La loi dite "anticasseurs" qui est actuellement examinée par le Parlement fait polémique. Elle suppose un contrôle administratif du droit de manifester avant même la commission d'une infraction et l'intervention du juge. Thierry Vallat, avocat au barreau de Paris, revient pour France-Soir sur les points de droit soulevés par ce texte.

La proposition de loi visant à prévenir les violences lors des manifestations et à sanctionner leurs auteurs dite "loi anticasseurs" fait actuellement polémique.

A l’origine proposition de loi sénatoriale, elle a été votée en première lecture au Sénat en octobre 2018, puis par l’Assemblée nationale le 5 février 2019. Elle doit encore passer de nouveau devant les sénateurs à partir du 12 mars, puis revenir à l’Assemblée si le Sénat devait modifier le texte.

Elle fait débat, d’autant que les arrestations préventives de nombreux gilets jaunes depuis le 17 novembre 2018 ont accrédité l’idée de menaces pour les libertés publiques, notamment l’atteinte au droit de manifester et de criminalisation des mouvements sociaux.

Pourquoi une loi anticasseurs?

C’est à la suite des débordements du 1er mai 2018 perpétrés par les "black blocs" que les sénateurs eurent l’idée de réintroduire dans notre droit une responsabilité pénale et pécuniaire collective de ceux qui, en bande, cassent et brûlent ce qui leur tombe sous la main et de graver dans le marbre de la loi la possibilité de mettre hors d'état de nuire les casseurs et les agresseurs des forces de l'ordre, ceux qui nuisent au droit de manifester paisiblement.

Voir: Loi "anticasseurs" ou "antimanifestants", le Conseil constitutionnel devrait avoir à trancher, selon Fabius

Ils ont donc proposé notamment de :

- rendre possible le contrôle des effets personnels des passants (contrôle visuel, ouverture des sacs et palpations de sécurité), lors des manifestations, lorsqu'il existe un risque de troubles à l'ordre public (article 1er);

- permettre de constituer, dans le respect des libertés publiques, un fichier de personnes interdites de manifestations (article 3);

- créer un nouveau délit consistant à dissimuler son visage lors d'une manifestation sur la voie publique, puni d'un an d'emprisonnement et de 15.000 eruos d'amende (article 4);

- mettre en œuvre du principe "casseur-payeur": les personnes ayant participé aux violences et ayant été condamnées pourront être contraintes de payer la réparation des dommages (article 5);

Rappelons qu’un texte similaire avait déjà été adopté le 8 juin 1970 avec la loi "tendant à réprimer certaines formes nouvelles de délinquance". Cette loi introduisait dans le code pénal l’article 314 qui réprimait les participants violents à une peine de prison de un à 5 ans.
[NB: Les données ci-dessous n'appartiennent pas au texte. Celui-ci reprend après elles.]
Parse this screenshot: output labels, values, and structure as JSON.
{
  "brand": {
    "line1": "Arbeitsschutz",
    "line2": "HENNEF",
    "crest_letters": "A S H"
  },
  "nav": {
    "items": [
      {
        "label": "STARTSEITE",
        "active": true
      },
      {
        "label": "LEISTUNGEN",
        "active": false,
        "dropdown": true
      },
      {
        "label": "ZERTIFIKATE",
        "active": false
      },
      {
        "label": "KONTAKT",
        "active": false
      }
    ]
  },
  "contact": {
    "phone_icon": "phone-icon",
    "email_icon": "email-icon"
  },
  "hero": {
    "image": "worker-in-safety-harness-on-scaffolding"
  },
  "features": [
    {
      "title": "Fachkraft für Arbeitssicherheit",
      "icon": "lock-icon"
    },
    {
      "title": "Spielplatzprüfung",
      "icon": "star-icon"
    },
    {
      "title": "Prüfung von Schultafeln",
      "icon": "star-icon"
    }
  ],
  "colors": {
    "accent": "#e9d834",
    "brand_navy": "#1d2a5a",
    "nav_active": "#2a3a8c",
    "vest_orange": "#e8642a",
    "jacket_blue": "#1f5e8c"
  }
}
Les organisateurs d’un "rassemblement interdit ou illicite" pouvaient à l'époque en outre écoper de "6 mois à 3 ans de prison" s’ils n’avaient pas donné "l’ordre de dislocation" de la manifestation, au moment où "des violences ou des voies de fait" étaient commises.
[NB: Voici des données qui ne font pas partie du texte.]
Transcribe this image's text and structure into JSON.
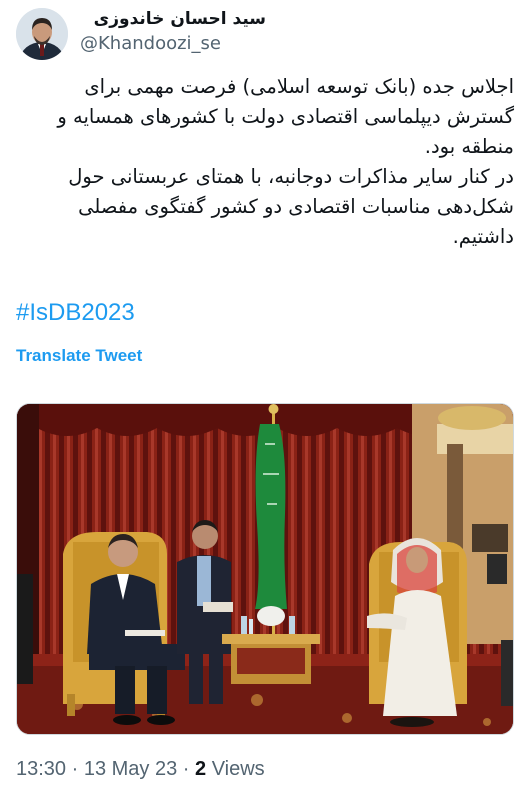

Consécutif aux événements survenus à partir de mai 1968 mettant en péril l'ordre public dès son dépôt, ce texte fut l'objet de vives critiques et de contestations dans les secteurs les plus différents de l'opinion. En effet , instituant une responsabilité collective, il était fondamentalement opposé au principe de la responsabilité pénale personnelle. Le texte a finalement été abrogé en 1981, l’une des premières décisions prises par François Mitterand lorsqu’il devint président de la République.

Le mouvement des gilets jaunes a renforcé le sentiment de nécessité d’une loi qui viendrait encadrer davantage les manifestations pour éviter que ne sévissent des casseurs. D’où la reprise de la proposition sénatoriale, mais amendée par la majorité gouvernementale.

Et aussi: "Anticasseurs"- Castaner lie les inquiétudes à LREM au fait que le texte vient de la droite

Quels sont les principaux points qui fâchent?

1/ L’interdiction administrative de manifester qui constitue la mesure la plus décriée:

Le représentant de l’État dans le département ou, à Paris, le préfet de police pourrait, par arrêté motivé, interdire de prendre part à une manifestation déclarée "à toute personne à l’égard de laquelle il existe des raisons sérieuses de penser que son comportement constitue une menace d’une particulière gravité pour l’ordre public" (article 2 de la proposition de loi).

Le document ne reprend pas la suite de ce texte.